8 Replies Latest reply: Sep 9, 2008 5:13 PM by Kappy
Verizon Guy Level 1 Level 1
my mac book pro gets really hot when its on is that normal and how do i keep it cool do i have a bad battery or something?

macbook pro, Mac OS X (10.5.4)
Solved by Kappy on Sep 9, 2008 5:13 PM Solved
It's iStat Menu: http://www.macupdate.com/info.php/id/25230/istat-menus
  • PBookie Level 2 Level 2
    The earlier MBPs tend to run a little hot. You can keep yours a little cooler by controlling your fan speed. Try downloading Fan Control at
  • Kappy Level 10 Level 10
    I do not recommend using fan control software as it can cause potential problems that seem to be ignored by most.

    If you have a first generation MBP (a Core Duo model) the fans ran at much lower idle speed than the later models. However, if you have installed the SMC and other firmware updates released for that model then your fans' idle speeds should now be much higher. They are high enough to maintain the system at proper idle temperature and will ramp up as required to cool the computer under progressively higher loads. The design engineers know much better what they are doing than most of the amateurs on the Discussions.

    Keep your room temperature down to 75ºF or cooler. Buy a Targus CoolPad ($25) and keep the computer on it while working to assure adequate air flow underneath. I have two MBPs that work just fine without any fan software - one of which is a first generation model. I've owned both for over two years.

    If the computer is truly overheating then there is something defective that will require you taking it in for repair.

    You can use the freeware iStatMenu - VersionTracker or MacUpdate - to monitor the temperatures to be sure they are within design specs. Normal range is from around 35ºC-85ºC for typical usage from idle to high loads. Thermal shutdown occurs at 125ºC.
  • PBookie Level 2 Level 2
    Hi Kappy,
    I am curious what potential problems are caused by running fan control?
    I have been using this program for a litttle over a year now & it has helped to keep my laptops cooler and as far as I have seen it has caused no harm.
    At times I am forced to work in an environment that is very hot which causes the laptop to heat up, so I need extra help in cooling.
    If something hidden is going on inside my Books because of the Fan Control Program, that hasn't yet revealed itself to me, I sure want to know to prevent any further harm.
    Also want to know so more about what you are warning against so I would no longer recommend this program.
  • Kappy Level 10 Level 10
    Among other things is the possibility of not knowing if you have a real problem because increasing fan speed may mask the problem. Increasing the fans idle speed as well as having the fan run at higher speeds will decrease the life of the fan. If you use a fan control program and then have to take your computer in for repairs you run the risk that Apple will claim the problem may be due to your use of the software to alter the way the system cooling works thus voiding your warranty with regard to the repair. Now, I'm not saying that will happen, but Apple is very particular about the user making modifications that could cause a defect to occur. This is not unlike replacing your hard drive and damaging the motherboard in the process.

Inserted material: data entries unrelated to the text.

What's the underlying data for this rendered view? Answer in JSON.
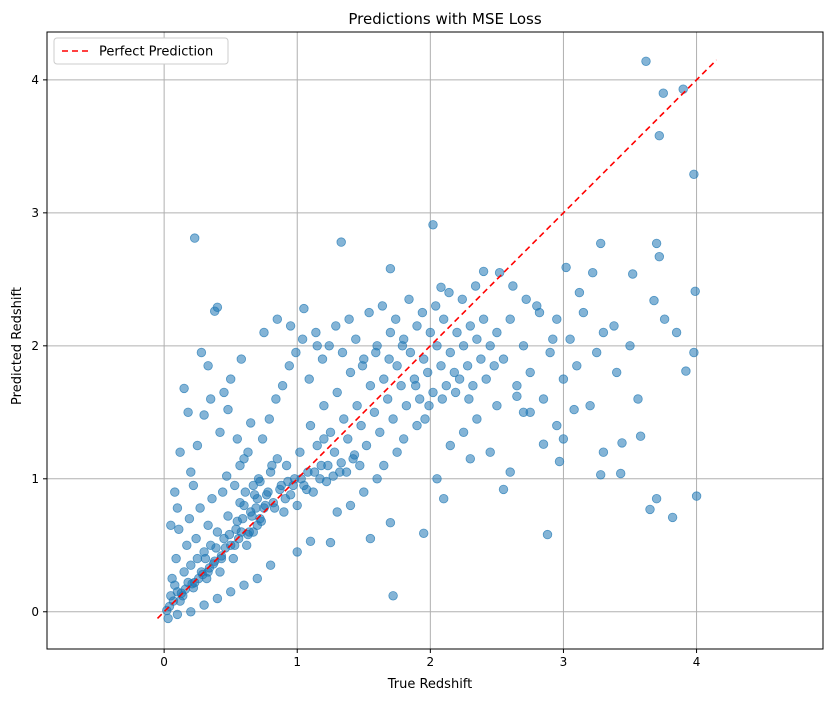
{
  "chart_data": {
    "type": "scatter",
    "title": "Predictions with MSE Loss",
    "xlabel": "True Redshift",
    "ylabel": "Predicted Redshift",
    "xlim": [
      -0.88,
      4.95
    ],
    "ylim": [
      -0.28,
      4.36
    ],
    "xticks": [
      0,
      1,
      2,
      3,
      4
    ],
    "yticks": [
      0,
      1,
      2,
      3,
      4
    ],
    "xtick_labels": [
      "0",
      "1",
      "2",
      "3",
      "4"
    ],
    "ytick_labels": [
      "0",
      "1",
      "2",
      "3",
      "4"
    ],
    "grid": true,
    "legend_position": "top-left",
    "legend": [
      {
        "label": "Perfect Prediction",
        "style": "dashed",
        "color": "#ff0000"
      }
    ],
    "reference_line": {
      "x": [
        -0.05,
        4.15
      ],
      "y": [
        -0.05,
        4.15
      ],
      "color": "#ff0000",
      "style": "dashed"
    },
    "point_color": "#1f77b4",
    "point_alpha": 0.55,
    "points": [
      [
        0.02,
        0.01
      ],
      [
        0.05,
        0.12
      ],
      [
        0.08,
        0.2
      ],
      [
        0.03,
        -0.05
      ],
      [
        0.1,
        0.15
      ],
      [
        0.12,
        0.08
      ],
      [
        0.15,
        0.3
      ],
      [
        0.06,
        0.25
      ],
      [
        0.18,
        0.22
      ],
      [
        0.2,
        0.35
      ],
      [
        0.09,
        0.4
      ],
      [
        0.14,
        0.12
      ],
      [
        0.22,
        0.18
      ],
      [
        0.25,
        0.4
      ],
      [
        0.17,
        0.5
      ],
      [
        0.28,
        0.3
      ],
      [
        0.3,
        0.45
      ],
      [
        0.11,
        0.62
      ],
      [
        0.24,
        0.55
      ],
      [
        0.32,
        0.25
      ],
      [
        0.35,
        0.5
      ],
      [
        0.19,
        0.7
      ],
      [
        0.38,
        0.38
      ],
      [
        0.4,
        0.6
      ],
      [
        0.27,
        0.78
      ],
      [
        0.42,
        0.3
      ],
      [
        0.45,
        0.55
      ],
      [
        0.33,
        0.65
      ],
      [
        0.48,
        0.72
      ],
      [
        0.5,
        0.5
      ],
      [
        0.36,
        0.85
      ],
      [
        0.52,
        0.4
      ],
      [
        0.55,
        0.68
      ],
      [
        0.44,
        0.9
      ],
      [
        0.58,
        0.6
      ],
      [
        0.6,
        0.8
      ],
      [
        0.47,
        1.02
      ],
      [
        0.62,
        0.5
      ],
      [
        0.65,
        0.75
      ],
      [
        0.53,
        0.95
      ],
      [
        0.68,
        0.88
      ],
      [
        0.7,
        0.65
      ],
      [
        0.57,
        1.1
      ],
      [
        0.72,
        0.98
      ],
      [
        0.75,
        0.78
      ],
      [
        0.63,
        1.2
      ],
      [
        0.78,
        0.9
      ],
      [
        0.8,
        1.05
      ],
      [
        0.67,
        0.6
      ],
      [
        0.82,
        0.82
      ],
      [
        0.85,
        1.15
      ],
      [
        0.74,
        1.3
      ],
      [
        0.88,
        0.95
      ],
      [
        0.9,
        0.75
      ],
      [
        0.79,
        1.45
      ],
      [
        0.92,
        1.1
      ],
      [
        0.95,
        0.88
      ],
      [
        0.84,
        1.6
      ],
      [
        0.98,
        1.0
      ],
      [
        1.0,
        0.8
      ],
      [
        0.89,
        1.7
      ],
      [
        1.02,
        1.2
      ],
      [
        1.05,
        0.95
      ],
      [
        0.94,
        1.85
      ],
      [
        1.08,
        1.05
      ],
      [
        1.1,
        1.4
      ],
      [
        0.99,
        1.95
      ],
      [
        1.12,
        0.9
      ],
      [
        1.15,
        1.25
      ],
      [
        1.04,
        2.05
      ],
      [
        1.18,
        1.1
      ],
      [
        1.2,
        1.55
      ],
      [
        1.09,
        1.75
      ],
      [
        1.22,
        0.98
      ],
      [
        1.25,
        1.35
      ],
      [
        1.14,
        2.1
      ],
      [
        1.28,
        1.2
      ],
      [
        1.3,
        1.65
      ],
      [
        1.19,
        1.9
      ],
      [
        1.32,
        1.05
      ],
      [
        1.35,
        1.45
      ],
      [
        1.24,
        2.0
      ],
      [
        1.38,
        1.3
      ],
      [
        1.4,
        1.8
      ],
      [
        1.29,
        2.15
      ],
      [
        1.42,
        1.15
      ],
      [
        1.45,
        1.55
      ],
      [
        1.34,
        1.95
      ],
      [
        1.48,
        1.4
      ],
      [
        1.5,
        1.9
      ],
      [
        1.39,
        2.2
      ],
      [
        1.52,
        1.25
      ],
      [
        1.55,
        1.7
      ],
      [
        1.44,
        2.05
      ],
      [
        1.58,
        1.5
      ],
      [
        1.6,
        2.0
      ],
      [
        1.49,
        1.85
      ],
      [
        1.62,
        1.35
      ],
      [
        1.65,
        1.75
      ],
      [
        1.54,
        2.25
      ],
      [
        1.68,
        1.6
      ],
      [
        1.7,
        2.1
      ],
      [
        1.59,
        1.95
      ],
      [
        1.72,
        1.45
      ],
      [
        1.75,
        1.85
      ],
      [
        1.64,
        2.3
      ],
      [
        1.78,
        1.7
      ],
      [
        1.8,
        2.05
      ],
      [
        1.69,
        1.9
      ],
      [
        1.82,
        1.55
      ],
      [
        1.85,
        1.95
      ],
      [
        1.74,
        2.2
      ],
      [
        1.88,
        1.75
      ],
      [
        1.9,
        2.15
      ],
      [
        1.79,
        2.0
      ],
      [
        1.92,
        1.6
      ],
      [
        1.95,
        1.9
      ],
      [
        1.84,
        2.35
      ],
      [
        1.98,
        1.8
      ],
      [
        2.0,
        2.1
      ],
      [
        1.89,
        1.7
      ],
      [
        2.02,
        1.65
      ],
      [
        2.05,
        2.0
      ],
      [
        1.94,
        2.25
      ],
      [
        2.08,
        1.85
      ],
      [
        2.1,
        2.2
      ],
      [
        1.99,
        1.55
      ],
      [
        2.12,
        1.7
      ],
      [
        2.15,
        1.95
      ],
      [
        2.04,
        2.3
      ],
      [
        2.18,
        1.8
      ],
      [
        2.2,
        2.1
      ],
      [
        2.09,
        1.6
      ],
      [
        2.22,
        1.75
      ],
      [
        2.25,
        2.0
      ],
      [
        2.14,
        2.4
      ],
      [
        2.28,
        1.85
      ],
      [
        2.3,
        2.15
      ],
      [
        2.19,
        1.65
      ],
      [
        2.32,
        1.7
      ],
      [
        2.35,
        2.05
      ],
      [
        2.24,
        2.35
      ],
      [
        2.38,
        1.9
      ],
      [
        2.4,
        2.2
      ],
      [
        2.29,
        1.6
      ],
      [
        2.42,
        1.75
      ],
      [
        2.45,
        2.0
      ],
      [
        2.34,
        2.45
      ],
      [
        2.48,
        1.85
      ],
      [
        2.5,
        2.1
      ],
      [
        2.55,
        1.9
      ],
      [
        2.6,
        2.2
      ],
      [
        2.65,
        1.7
      ],
      [
        2.7,
        2.0
      ],
      [
        2.75,
        1.8
      ],
      [
        2.8,
        2.3
      ],
      [
        2.85,
        1.6
      ],
      [
        2.9,
        1.95
      ],
      [
        2.95,
        2.2
      ],
      [
        3.0,
        1.75
      ],
      [
        3.05,
        2.05
      ],
      [
        3.1,
        1.85
      ],
      [
        3.15,
        2.25
      ],
      [
        3.2,
        1.55
      ],
      [
        3.25,
        1.95
      ],
      [
        3.3,
        2.1
      ],
      [
        3.4,
        1.8
      ],
      [
        3.5,
        2.0
      ],
      [
        2.52,
        2.55
      ],
      [
        2.62,
        2.45
      ],
      [
        2.72,
        2.35
      ],
      [
        2.82,
        2.25
      ],
      [
        2.92,
        2.05
      ],
      [
        3.02,
        2.59
      ],
      [
        3.12,
        2.4
      ],
      [
        3.22,
        2.55
      ],
      [
        3.28,
        2.77
      ],
      [
        3.38,
        2.15
      ],
      [
        3.52,
        2.54
      ],
      [
        3.7,
        2.77
      ],
      [
        3.72,
        2.67
      ],
      [
        3.68,
        2.34
      ],
      [
        3.76,
        2.2
      ],
      [
        3.85,
        2.1
      ],
      [
        3.92,
        1.81
      ],
      [
        3.98,
        1.95
      ],
      [
        3.99,
        2.41
      ],
      [
        3.98,
        3.29
      ],
      [
        3.72,
        3.58
      ],
      [
        3.75,
        3.9
      ],
      [
        3.62,
        4.14
      ],
      [
        3.9,
        3.93
      ],
      [
        3.56,
        1.6
      ],
      [
        3.58,
        1.32
      ],
      [
        3.44,
        1.27
      ],
      [
        3.3,
        1.2
      ],
      [
        3.28,
        1.03
      ],
      [
        3.43,
        1.04
      ],
      [
        3.08,
        1.52
      ],
      [
        3.0,
        1.3
      ],
      [
        2.95,
        1.4
      ],
      [
        2.97,
        1.13
      ],
      [
        2.85,
        1.26
      ],
      [
        2.7,
        1.5
      ],
      [
        2.6,
        1.05
      ],
      [
        2.55,
        0.92
      ],
      [
        2.45,
        1.2
      ],
      [
        2.3,
        1.15
      ],
      [
        2.1,
        0.85
      ],
      [
        2.05,
        1.0
      ],
      [
        1.95,
        0.59
      ],
      [
        1.7,
        0.67
      ],
      [
        1.72,
        0.12
      ],
      [
        1.55,
        0.55
      ],
      [
        1.25,
        0.52
      ],
      [
        1.1,
        0.53
      ],
      [
        1.0,
        0.45
      ],
      [
        0.8,
        0.35
      ],
      [
        0.7,
        0.25
      ],
      [
        0.6,
        0.2
      ],
      [
        0.5,
        0.15
      ],
      [
        0.4,
        0.1
      ],
      [
        0.3,
        0.05
      ],
      [
        0.2,
        0.0
      ],
      [
        0.1,
        -0.02
      ],
      [
        2.88,
        0.58
      ],
      [
        3.7,
        0.85
      ],
      [
        3.82,
        0.71
      ],
      [
        3.65,
        0.77
      ],
      [
        4.0,
        0.87
      ],
      [
        0.23,
        2.81
      ],
      [
        0.38,
        2.26
      ],
      [
        0.4,
        2.29
      ],
      [
        1.33,
        2.78
      ],
      [
        2.02,
        2.91
      ],
      [
        1.7,
        2.58
      ],
      [
        2.08,
        2.44
      ],
      [
        2.4,
        2.56
      ],
      [
        0.28,
        1.95
      ],
      [
        0.33,
        1.85
      ],
      [
        0.18,
        1.5
      ],
      [
        0.15,
        1.68
      ],
      [
        0.12,
        1.2
      ],
      [
        0.08,
        0.9
      ],
      [
        0.05,
        0.65
      ],
      [
        0.1,
        0.78
      ],
      [
        0.2,
        1.05
      ],
      [
        0.25,
        1.25
      ],
      [
        0.3,
        1.48
      ],
      [
        0.35,
        1.6
      ],
      [
        0.22,
        0.95
      ],
      [
        0.42,
        1.35
      ],
      [
        0.48,
        1.52
      ],
      [
        0.55,
        1.3
      ],
      [
        0.6,
        1.15
      ],
      [
        0.65,
        1.42
      ],
      [
        0.45,
        1.65
      ],
      [
        0.5,
        1.75
      ],
      [
        0.58,
        1.9
      ],
      [
        0.75,
        2.1
      ],
      [
        0.85,
        2.2
      ],
      [
        0.95,
        2.15
      ],
      [
        1.05,
        2.28
      ],
      [
        1.15,
        2.0
      ],
      [
        1.2,
        1.3
      ],
      [
        1.3,
        0.75
      ],
      [
        1.4,
        0.8
      ],
      [
        1.5,
        0.9
      ],
      [
        1.6,
        1.0
      ],
      [
        1.65,
        1.1
      ],
      [
        1.75,
        1.2
      ],
      [
        1.8,
        1.3
      ],
      [
        1.9,
        1.4
      ],
      [
        1.96,
        1.45
      ],
      [
        2.15,
        1.25
      ],
      [
        2.25,
        1.35
      ],
      [
        2.35,
        1.45
      ],
      [
        2.5,
        1.55
      ],
      [
        2.65,
        1.62
      ],
      [
        2.75,
        1.5
      ],
      [
        0.7,
        0.85
      ],
      [
        0.72,
        0.7
      ],
      [
        0.76,
        0.8
      ],
      [
        0.66,
        0.72
      ],
      [
        0.64,
        0.6
      ],
      [
        0.56,
        0.55
      ],
      [
        0.54,
        0.62
      ],
      [
        0.46,
        0.48
      ],
      [
        0.43,
        0.42
      ],
      [
        0.37,
        0.36
      ],
      [
        0.34,
        0.33
      ],
      [
        0.29,
        0.28
      ],
      [
        0.26,
        0.25
      ],
      [
        0.21,
        0.21
      ],
      [
        0.16,
        0.17
      ],
      [
        0.13,
        0.14
      ],
      [
        0.07,
        0.08
      ],
      [
        0.04,
        0.04
      ],
      [
        0.31,
        0.4
      ],
      [
        0.39,
        0.48
      ],
      [
        0.49,
        0.58
      ],
      [
        0.59,
        0.7
      ],
      [
        0.69,
        0.78
      ],
      [
        0.77,
        0.88
      ],
      [
        0.87,
        0.92
      ],
      [
        0.93,
        0.98
      ],
      [
        0.97,
        0.95
      ],
      [
        1.03,
        1.0
      ],
      [
        1.07,
        0.92
      ],
      [
        1.13,
        1.05
      ],
      [
        1.17,
        1.0
      ],
      [
        1.23,
        1.1
      ],
      [
        1.27,
        1.02
      ],
      [
        1.33,
        1.12
      ],
      [
        1.37,
        1.05
      ],
      [
        1.43,
        1.18
      ],
      [
        1.47,
        1.1
      ],
      [
        0.91,
        0.85
      ],
      [
        0.83,
        0.78
      ],
      [
        0.73,
        0.68
      ],
      [
        0.63,
        0.58
      ],
      [
        0.53,
        0.5
      ],
      [
        0.43,
        0.4
      ],
      [
        0.33,
        0.3
      ],
      [
        0.23,
        0.22
      ],
      [
        0.61,
        0.9
      ],
      [
        0.71,
        1.0
      ],
      [
        0.81,
        1.1
      ],
      [
        0.67,
        0.95
      ],
      [
        0.57,
        0.82
      ]
    ]
  }
}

    The design engineers ought to know more about what constitutes an adequate cooling system for the computer than any of us are likely to know. So why mess with it. In my experience with a first and second generation MBP the cooling system works just fine. I do not use any third-party utilities like CoolBook or fan control software and both of my MBPs run without any undue heat problems. I've had both computers at least two years now having purchased each when they were first released.
  • Dr Sly Level 1 Level 1
    hmm playing World of Warcraft or Crysis causes my OS X and Vista to go super toasty, in the 82-90 celsius range... I crank up the fans using SMC fan control so that it's as cool as possible before playing.

    Laptop machines, including the MBP, having the silly habit of throttling GPU and CPU speeds to cool down, which is pretty stupid if you require all the power for gameplay or any other processor-intensive use (yes, I said stupid, because when you pay 3000-4000$ for a pro machine, you want every single clock count you can get out of of it for performance, not some half crippled CPU/GPU which underperforms on any given task).

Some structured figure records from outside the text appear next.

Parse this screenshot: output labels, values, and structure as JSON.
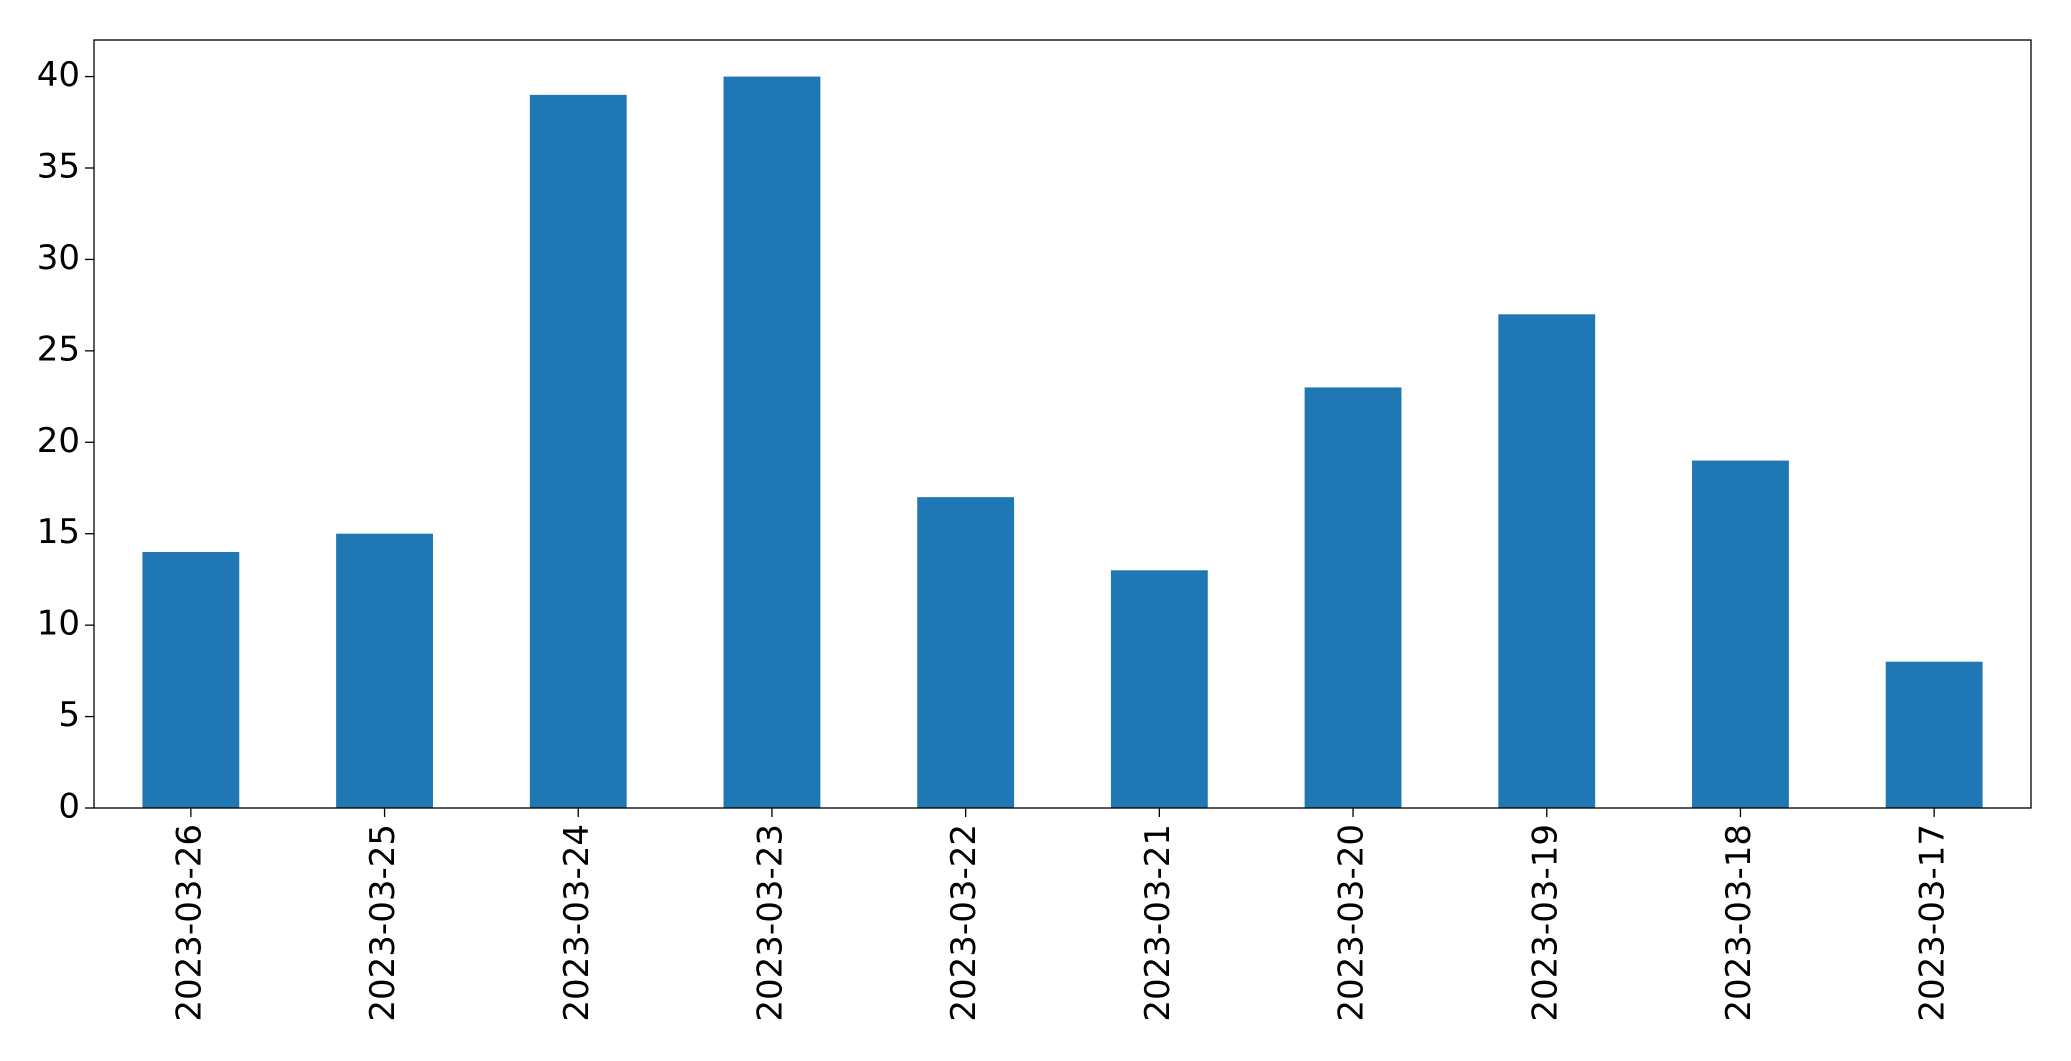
{
  "chart_data": {
    "type": "bar",
    "categories": [
      "2023-03-26",
      "2023-03-25",
      "2023-03-24",
      "2023-03-23",
      "2023-03-22",
      "2023-03-21",
      "2023-03-20",
      "2023-03-19",
      "2023-03-18",
      "2023-03-17"
    ],
    "values": [
      14,
      15,
      39,
      40,
      17,
      13,
      23,
      27,
      19,
      8
    ],
    "color": "#1f77b4",
    "ylim": [
      0,
      42
    ],
    "yticks": [
      0,
      5,
      10,
      15,
      20,
      25,
      30,
      35,
      40
    ],
    "grid": false
  }
}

    I have a Targus cooling pad and it is worth nuthin at all... MBP has materials and fan design that does not benefit from that. Just make sure it doesn't sit on a thermal insulator as opposed to a conductor (plastic is pretty bad, doesn't help dissipate heat, glass is bad too).

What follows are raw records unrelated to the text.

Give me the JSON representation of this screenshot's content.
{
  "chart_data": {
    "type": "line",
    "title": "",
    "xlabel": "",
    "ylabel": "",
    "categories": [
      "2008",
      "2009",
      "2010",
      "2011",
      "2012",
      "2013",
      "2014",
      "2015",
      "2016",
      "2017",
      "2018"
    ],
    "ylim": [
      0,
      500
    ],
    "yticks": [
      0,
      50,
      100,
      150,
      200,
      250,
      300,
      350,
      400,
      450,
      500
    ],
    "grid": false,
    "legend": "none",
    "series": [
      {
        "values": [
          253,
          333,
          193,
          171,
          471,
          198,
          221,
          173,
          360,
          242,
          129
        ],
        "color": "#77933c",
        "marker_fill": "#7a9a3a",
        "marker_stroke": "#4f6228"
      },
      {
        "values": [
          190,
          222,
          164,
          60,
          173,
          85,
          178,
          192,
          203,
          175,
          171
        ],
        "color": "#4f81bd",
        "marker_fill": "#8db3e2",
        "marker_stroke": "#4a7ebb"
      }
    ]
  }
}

    So if you play games, max the fan output to 6000 RPM each, turn off all unnecessary software to free memory and clock time, and make sure the vents are all clear. The machine will still be burning hot, but it will work. And it won't try to throttle because the fans are at max output forcefully.
  • discostu514 Level 2 Level 2
    i think it all depends on your definition of "hot". my MBP feels "hot" when using it for prolonged periods of time or if i'm doing some intensive graphics work, but i know the temperatures are well below the maximum limits.

    what are the exact temperatures?
  • Bill.Love Level 1 Level 1
    Hi -

    I've searched both sites for iStartMenu and googled that term and can't seem to locate that software. I'd like to take your advice and monitor my fan and temperature, do you have a link to this software?